Voyage dans le temps
Après une première partie très actuelle, les comédiens remontent le temps jusqu’en Grèce Antique. Crédit Photo L.B

Pendant 1 h 30, le public est embarqué dans une folle histoire à travers les siècles. On voyage alors de la Grèce Antique aux bâtisseurs des cathédrales en passant par de très nombreux clins d’œil à une actualité bien plus contemporaine. Mais sous couvert d’humour, de scènes de combat suspendu dans les airs et de blagues pour tous les publiques, le spectacle veut aussi apporter des pistes de réflexions plus profondes.

Le préau des possibles

« Nous sommes ici pour recréer du lien social » entame une comédienne, « pour l’aventure du vivre ensemble sur les ruines de l’ancien monde. Nous sommes aujourd’hui réunis pour une action inédite, la création participative d’un lieu qui vous appartient : le préau des possibles ! »
Dans leur polo vert, une autre partie de l’équipe se présente comme les membres d’une entreprise de charpente : « Nous allons lever une structure de grange traditionnelle, une ossature triangulaire !! » s’enthousiasme l’un d’eux.  
Dans le public, les regards sont de plus en plus perplexes. « On va construire des trucs ? » s’inquiète un retraité penché sur l’épaule de sa femme.

La force du collectif
Le public est mis à contribution pour faire peu à peu évoluer le décor. Crédit Photo L.B

Qu’il se rassure, tout cela est en partie symbolique. Mais… en partie seulement. Car au fil du spectacle et donc de l’histoire, des parties du public sont appelées à se lever pour hisser un à un les pans du décor, « à la force du collectif ». Une démonstration habillement rattachée à des considérations plus politiques. « Tout changement ne peut venir que de la base. Les associations sont l’unique moteur de la vie citoyenne » explique une comédienne au début de la pièce.
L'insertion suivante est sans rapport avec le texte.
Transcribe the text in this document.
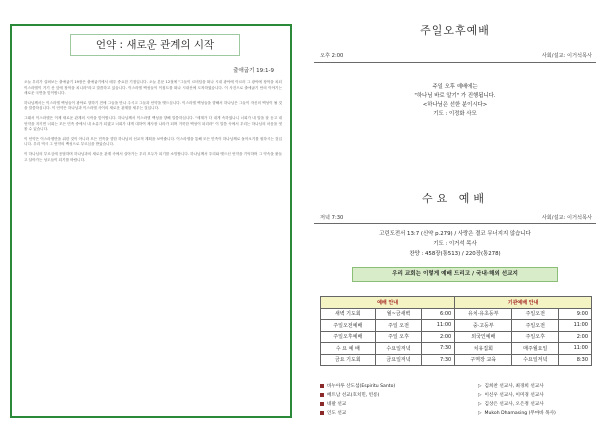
언약 : 새로운 관계의 시작
출애굽기 19:1-9

오늘 우리가 살펴보는 출애굽기 19장은 출애굽기에서 매우 중요한 기점입니다. 오늘 본문 12절에 "그들이 르비딤을 떠나 시내 광야에 이르러 그 광야에 장막을 치되 이스라엘이 거기 산 앞에 장막을 치니라"라고 말씀하고 있습니다. 이스라엘 백성들이 이집트를 떠나 시내산에 도착하였습니다. 이 사건으로 출애굽기 안의 이야기는 새로운 국면을 맞이합니다.

하나님께서는 이스라엘 백성들이 광야로 향하기 전에 그들을 만나 주시고 그들과 언약을 맺으십니다. 이스라엘 백성들을 향해서 하나님은 그들이 자신의 백성이 될 것을 말씀하십니다. 이 언약은 하나님과 이스라엘 사이의 새로운 관계를 세우는 것입니다.

그래서 이스라엘은 이제 새로운 관계의 시작을 맞이합니다. 하나님께서 이스라엘 백성을 향해 말씀하십니다. "세계가 다 내게 속하였나니 너희가 내 말을 잘 듣고 내 언약을 지키면 너희는 모든 민족 중에서 내 소유가 되겠고 너희가 내게 대하여 제사장 나라가 되며 거룩한 백성이 되리라" 이 말씀 속에서 우리는 하나님의 마음을 엿볼 수 있습니다.

이 언약은 이스라엘만을 위한 것이 아니라 모든 민족을 향한 하나님의 선교적 계획을 보여줍니다. 이스라엘을 통해 모든 민족이 하나님께로 돌아오기를 원하시는 것입니다. 우리 역시 그 언약의 백성으로 부르심을 받았습니다.

이 하나님의 부르심에 응답하며 하나님과의 새로운 관계 속에서 살아가는 우리 모두가 되기를 소망합니다. 하나님께서 우리와 맺으신 언약을 기억하며 그 약속을 붙들고 살아가는 성도들이 되기를 바랍니다.

주일오후예배
오후 2:00	사회/설교: 이거석목사
주일 오후 예배에는
"하나님 바로 알기" 가 진행됩니다.
<하나님은 선한 분이시다>
기도 : 이정화 사모
수요 예배
저녁 7:30	사회/설교: 이거석목사
고린도전서 13:7 (신약 p.279) / 사랑은 결코 무너지지 않습니다
기도 : 이거석 목사
찬양 : 458장(통513) / 220장(통278)
우리 교회는 이렇게 예배 드리고 / 국내·해외 선교지
예배 안내			기관예배 안내		
새벽 기도회	월~금새벽	6:00	유치·유초등부	주일오전	9:00
주일오전예배	주일 오전	11:00	중·고등부	주일오전	11:00
주일오후예배	주일 오후	2:00	외국인예배	주일오후	2:00
수 요 예 배	수요일저녁	7:30	치유집회	매주월요일	11:00
금요 기도회	금요일저녁	7:30	구역장 교육	수요일저녁	8:30
바누아투 산도섬(Espiritu Santo)	▷ 김희찬 선교사, 최경희 선교사
베트남 선교(호치민, 빈롱)	▷ 이신우 선교사, 이미경 선교사
네팔 선교	▷ 김상은 선교사, 오은정 선교사
인도 선교	▷ Mukoh Dhamasing (무마바 목사)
Réfléchir au sens de notre démocratie

Mais si l’histoire qui se joue sous leurs yeux interroge les spectateurs sur le sens de la démocratie et la force du plus grand nombre, le texte ne manque pas d’autocritique et de pistes laissées à leur réflexion. « Les militants du dimanche ne font-ils pas que reproduire un entre soi ? Que fait-on de l’élan individuel dans une démarche si collective ? Et puis la démocratie participative, moi, je veux bien, mais je n’ai pas le temps. Quand je rentre du boulot, j’ai d’autres choses à penser ! C’est un truc de bobo ou de chômeurs qui n’ont que ça à faire. » Et une autre en toge romaine de lui répondre « Et bien, on n’a qu’à réduire le temps de travail. Comme ça il y en aura pour tout le monde déjà, et puis ça laissera du temps à chacun pour les affaires de la cité. »  

Référence au célèbre cliché « Lunch atop a Skyscraper » des ouvriers New-yorkais sur leur building ? Crédit Photo L.B

Mais le public n’a guère le temps de méditer sa réponse, que déjà les comédiens déploient leur talent de gymnastes et d’acrobates pour jouer avec la structure qui prend forme. Entre deux acrobaties, l’histoire ne se prive pas de quelques considérations pour l’étiolement des savoir-faire manuels comme ceux de la charpente au profit de l’industrie qui rachète, modernise, robotise et coule de petites entreprises.

Le clou du spectacle

« En faillite ou pas, un chantier ça se termine ! » clame l’un d’eux pour remobiliser les troupes ! On est tous dans le même bateau ! » Il n’en fallait pas plus pour basculer cette fois en pleine mer. Alors que le fameux préau des possibles prend forme, le clou du spectacle rassemble tout le public sous une voilure devenue celle d’un bateau imaginaire.

Le public est invité à prendre possession de son préau des possibles. Crédit Photo L.B

Dans la lumière rasante du soleil couchant, les artistes accrochés à la structure tournoient au-dessus des têtes. Le rouge vif des voiles mêlés au bois offre à toutes ces réflexions un final poétique qui laisse le public émerveillé.  Françoise est venue avec ses petits-enfants « Vraiment, c’est très original ! Les enfants ont adoré aller tirer les cordes. Mais moi, ils me font quand même peur quand ils se baladent au sommet du toit tout en jouant »

Ce décor atypique pensé et créé par la troupe doit la suivre encore sur leurs prochaines dates, à retrouver sur leur site internet. Quant aux Contre-Plongées, la programmation continue jusqu’au 12 aout.